Numab Therapeutics Begins Phase 1 Study of NM32 in Solid Tumor Patients

Numab Therapeutics AG has announced the commencement of a Phase 1 clinical trial for NM32, a pioneering tri-specific immuno-oncology therapeutic. NM32 targets the receptor tyrosine kinase-like orphan receptor 1 (ROR1) and the T-cell receptor associated antigen CD3. Additionally, it includes a domain that targets serum albumin, which extends the drug's half-life, enabling bi-weekly dosing and maintaining a lower molecular weight. This design allows for higher tumor concentrations compared to larger immunoglobulin G molecules, the current standard for CD3 engagers.

The trial marks a significant step in the development of NM32, which leverages Numab's proprietary Lambda-cap and MATCH technology platforms. NM32 is designed to help the patient's immune system identify and combat tumor cells. ROR1 is an antigen that is overexpressed in various prevalent solid tumors but has limited presence in normal tissues, making it an ideal target for a CD3 engager. This feature enhances the specificity and potential efficacy of NM32 in treating solid tumors.

David Urech, Ph.D., the Founder and CEO of Numab Therapeutics, expressed optimism about the trial. He highlighted that NM32 aims to offer a novel therapeutic option for patients with advanced solid tumors, providing durable anti-tumor activity with a manageable safety profile. Martin Stern, the Senior Vice President of Clinical Science at Numab Therapeutics, noted that patient enrollment is progressing well, with participants completing the initial treatment cycle of the first dose level. Stern pointed out the challenges faced by current therapies, such as checkpoint inhibitors and commercially available CD3 engagers, in treating solid tumors. The limited success in this area is often due to the lack of highly tumor-specific antigens that can selectively activate T-cells against tumor cells.

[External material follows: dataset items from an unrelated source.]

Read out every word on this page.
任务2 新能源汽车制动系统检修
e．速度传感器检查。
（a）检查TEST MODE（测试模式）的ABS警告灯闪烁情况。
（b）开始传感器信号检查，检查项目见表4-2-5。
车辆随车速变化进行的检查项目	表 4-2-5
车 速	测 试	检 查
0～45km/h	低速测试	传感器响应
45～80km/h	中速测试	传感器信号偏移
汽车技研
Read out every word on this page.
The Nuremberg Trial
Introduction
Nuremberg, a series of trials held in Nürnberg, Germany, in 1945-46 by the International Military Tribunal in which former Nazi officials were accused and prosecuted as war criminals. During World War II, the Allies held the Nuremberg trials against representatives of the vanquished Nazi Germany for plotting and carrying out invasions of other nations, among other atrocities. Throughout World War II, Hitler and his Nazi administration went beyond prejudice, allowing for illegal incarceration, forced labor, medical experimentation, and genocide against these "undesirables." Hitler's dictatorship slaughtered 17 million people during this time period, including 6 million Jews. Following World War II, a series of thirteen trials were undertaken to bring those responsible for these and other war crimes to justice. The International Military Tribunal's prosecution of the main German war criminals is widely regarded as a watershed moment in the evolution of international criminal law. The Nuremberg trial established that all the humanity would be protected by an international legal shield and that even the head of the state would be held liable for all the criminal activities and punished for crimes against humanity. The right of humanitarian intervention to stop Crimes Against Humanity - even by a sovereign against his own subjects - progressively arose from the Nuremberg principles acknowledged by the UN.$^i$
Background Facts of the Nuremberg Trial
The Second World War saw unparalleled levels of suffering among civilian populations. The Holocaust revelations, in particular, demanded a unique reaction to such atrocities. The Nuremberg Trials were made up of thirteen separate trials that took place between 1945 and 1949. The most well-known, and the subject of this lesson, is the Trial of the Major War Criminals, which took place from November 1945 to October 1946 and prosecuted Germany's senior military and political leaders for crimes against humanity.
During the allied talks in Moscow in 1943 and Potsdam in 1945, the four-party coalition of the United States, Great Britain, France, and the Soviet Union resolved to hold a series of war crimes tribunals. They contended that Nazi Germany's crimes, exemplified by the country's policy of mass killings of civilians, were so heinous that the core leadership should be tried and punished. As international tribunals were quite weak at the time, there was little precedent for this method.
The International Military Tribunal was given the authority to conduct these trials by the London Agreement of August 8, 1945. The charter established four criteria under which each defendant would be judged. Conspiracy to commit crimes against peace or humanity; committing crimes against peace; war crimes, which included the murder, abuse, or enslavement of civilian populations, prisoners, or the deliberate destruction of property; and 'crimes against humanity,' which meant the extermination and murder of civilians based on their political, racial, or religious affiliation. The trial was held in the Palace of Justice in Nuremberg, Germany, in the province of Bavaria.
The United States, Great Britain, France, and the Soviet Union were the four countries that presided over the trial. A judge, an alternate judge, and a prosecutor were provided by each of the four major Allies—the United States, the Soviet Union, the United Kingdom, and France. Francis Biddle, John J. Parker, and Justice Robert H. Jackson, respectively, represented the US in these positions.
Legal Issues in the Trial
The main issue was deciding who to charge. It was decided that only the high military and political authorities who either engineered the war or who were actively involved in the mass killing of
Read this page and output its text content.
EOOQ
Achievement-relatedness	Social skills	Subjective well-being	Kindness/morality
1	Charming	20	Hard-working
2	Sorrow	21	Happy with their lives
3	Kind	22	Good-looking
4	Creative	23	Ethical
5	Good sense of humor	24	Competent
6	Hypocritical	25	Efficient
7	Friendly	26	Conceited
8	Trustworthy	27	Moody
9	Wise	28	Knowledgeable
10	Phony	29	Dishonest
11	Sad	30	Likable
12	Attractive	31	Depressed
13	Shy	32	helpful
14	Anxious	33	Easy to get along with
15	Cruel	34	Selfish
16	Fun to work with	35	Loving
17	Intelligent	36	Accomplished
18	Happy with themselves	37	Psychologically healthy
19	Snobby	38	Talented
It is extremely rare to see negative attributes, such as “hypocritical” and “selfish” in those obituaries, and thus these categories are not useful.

The Phase 1 study of NM32 is a dose-escalation trial aimed at understanding the drug's pharmacokinetic properties, pharmacodynamic effects, and safety profile. The trial will also determine the optimal dosing regimen for further clinical development. Up to 60 patients with solid tumors overexpressing ROR1 will be enrolled from major clinical sites across the United States. Preclinical data from non-human primates suggest that NM32 has high potency and an excellent safety profile.

NM32 (NM32-2668) is a next-generation tri-specific immuno-oncology drug that targets ROR1 and CD3. The drug's third domain targets serum albumin to extend its half-life, allowing for bi-weekly dosing. T-cell redirection using CD3 engagers has shown high response rates and durable activity in hematological malignancies and promising results in solid tumors with selected targets. ROR1 is a clinically validated tumor-associated antigen found in several cancers with high unmet medical needs, including lung, breast, ovarian, endometrial, renal, and gastric cancers, while having limited expression in healthy tissue.

Numab Therapeutics AG is focused on developing multi-specific antibody-based immunotherapies for inflammation and cancer. Their reproducible therapeutic design process, using proprietary λ-Cap and MATCH platforms, positions them uniquely to overcome historical drug discovery challenges and build a pipeline of novel medicines aimed at maximizing patient benefits. The company's diverse research pipeline spans multiple therapeutic areas, offering the potential for the next generation of first-in-class and best-in-class medicines. Numab's lead candidate, NM26, is designed to target IL-4/13 and IL-31 for best-in-class efficacy, with the vision of providing a lifelong cure for patients with atopic dermatitis and other conditions. Numab's partnerships with leading pharmaceutical companies validate their platform and development capabilities.